Post #62

There are always issues that seem to polarize opinion and there is no shortage of them in the bird world either. Keeping cats indoors or baiting owls are two examples of topics that can send birder’s blood pressure levels spiking. The House Sparrow is no exception and was likely responsible for more than a few hot collars when members met at monthly meetings during the society’s early years.

Bird Conservation History File: Five Fast Facts about the Sparrow War

#1. The House Sparrow population was well established by the time BPQ was formed. In 1919 it managed to incite what became known among members as the “Sparrow War.”

#2. While (fortunately!) by no means on par with the Plume Wars, it was a instead a heated war of words debating the merits of the introduced House Sparrow.

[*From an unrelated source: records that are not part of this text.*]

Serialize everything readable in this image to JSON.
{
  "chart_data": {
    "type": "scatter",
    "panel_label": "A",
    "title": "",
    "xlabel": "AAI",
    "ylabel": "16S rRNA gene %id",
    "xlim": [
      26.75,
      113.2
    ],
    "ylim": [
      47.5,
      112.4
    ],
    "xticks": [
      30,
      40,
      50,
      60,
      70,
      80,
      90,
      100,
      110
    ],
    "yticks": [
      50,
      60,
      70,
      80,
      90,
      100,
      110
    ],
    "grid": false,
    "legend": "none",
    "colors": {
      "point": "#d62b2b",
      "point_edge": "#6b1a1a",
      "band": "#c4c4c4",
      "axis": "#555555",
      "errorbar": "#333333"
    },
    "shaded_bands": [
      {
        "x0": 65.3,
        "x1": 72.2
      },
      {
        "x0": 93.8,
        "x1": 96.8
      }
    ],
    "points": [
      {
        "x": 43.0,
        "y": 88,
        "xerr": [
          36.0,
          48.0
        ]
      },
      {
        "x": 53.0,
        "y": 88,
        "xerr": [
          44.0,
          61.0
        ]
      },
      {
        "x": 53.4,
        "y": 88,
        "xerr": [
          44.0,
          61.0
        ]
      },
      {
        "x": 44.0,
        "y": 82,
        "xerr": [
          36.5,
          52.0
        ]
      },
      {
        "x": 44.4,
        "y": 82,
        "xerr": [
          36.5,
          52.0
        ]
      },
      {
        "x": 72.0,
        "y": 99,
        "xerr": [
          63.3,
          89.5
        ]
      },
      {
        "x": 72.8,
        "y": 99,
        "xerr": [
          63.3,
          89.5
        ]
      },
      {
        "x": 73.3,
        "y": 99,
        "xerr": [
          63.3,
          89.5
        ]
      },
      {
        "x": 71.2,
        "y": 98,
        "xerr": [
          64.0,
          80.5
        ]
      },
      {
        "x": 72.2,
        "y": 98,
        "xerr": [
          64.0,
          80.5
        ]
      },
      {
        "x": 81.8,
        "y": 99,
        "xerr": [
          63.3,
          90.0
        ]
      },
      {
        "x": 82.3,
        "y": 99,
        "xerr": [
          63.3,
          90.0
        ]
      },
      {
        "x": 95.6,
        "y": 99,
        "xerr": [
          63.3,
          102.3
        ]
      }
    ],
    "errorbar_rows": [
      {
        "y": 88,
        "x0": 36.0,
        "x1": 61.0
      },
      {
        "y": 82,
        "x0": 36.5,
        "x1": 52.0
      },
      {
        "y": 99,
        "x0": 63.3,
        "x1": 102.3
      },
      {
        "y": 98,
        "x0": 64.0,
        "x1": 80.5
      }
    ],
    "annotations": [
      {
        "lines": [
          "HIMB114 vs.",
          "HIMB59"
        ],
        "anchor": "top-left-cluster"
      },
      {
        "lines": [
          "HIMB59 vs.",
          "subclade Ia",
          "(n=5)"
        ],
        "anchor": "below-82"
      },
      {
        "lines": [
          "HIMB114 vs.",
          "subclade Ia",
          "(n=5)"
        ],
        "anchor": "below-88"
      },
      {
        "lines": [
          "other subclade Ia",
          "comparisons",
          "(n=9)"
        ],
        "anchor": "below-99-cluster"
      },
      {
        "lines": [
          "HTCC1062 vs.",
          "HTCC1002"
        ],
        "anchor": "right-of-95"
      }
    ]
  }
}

#3. Members like W.A. Oswald, was a Sparrow hater. A former farmer, he wanted them eradicated. He incited anger among members when, as a guest lecturer at a monthly meeting, he passionately made a case for the Sparrow’s obliteration from the landscape. He cited its detrimental invasive behavior toward other cavity nesting species like swallows, and its destructive seed eating habits. Oswald also provided alarming estimates about reproductive rates and the potential population explosion.

#4. Oswald called for the Sparrow to be shot, poisoned or trapped and for bounties on all dead sparrows, destroyed nests and eggs. After his impassioned lecture another BPQ member took to writing a letter to the editor of a local newspaper decrying this anti-Sparrow viewpoint; arguing instead that there weren’t many seeds crops to be harmed in the streets of Montreal. Oswald was a prominent and active BPQ member so it must have caused quite a stir!

#5. Lewis Terrill, BPQ’s first President, took a more moderate stance and maintained that House Sparrow numbers were on the decline along with the number of horses in the city, and argued that many Sparrows did not survive the winter so the reproductive rates were not of concern. At any rate, the killing of Sparrows was perfectly legal and remained a sport as well. An article in The Gazette of February 1923 describes an event where Sparrows are released from a box and shot clay pigeon style. It also describes how a group of men turned up at previous such shooting event and protested against it with success. The event that was causing uproar and the subject of the article was mentioned to be opposed by both BPQ and the SPCA.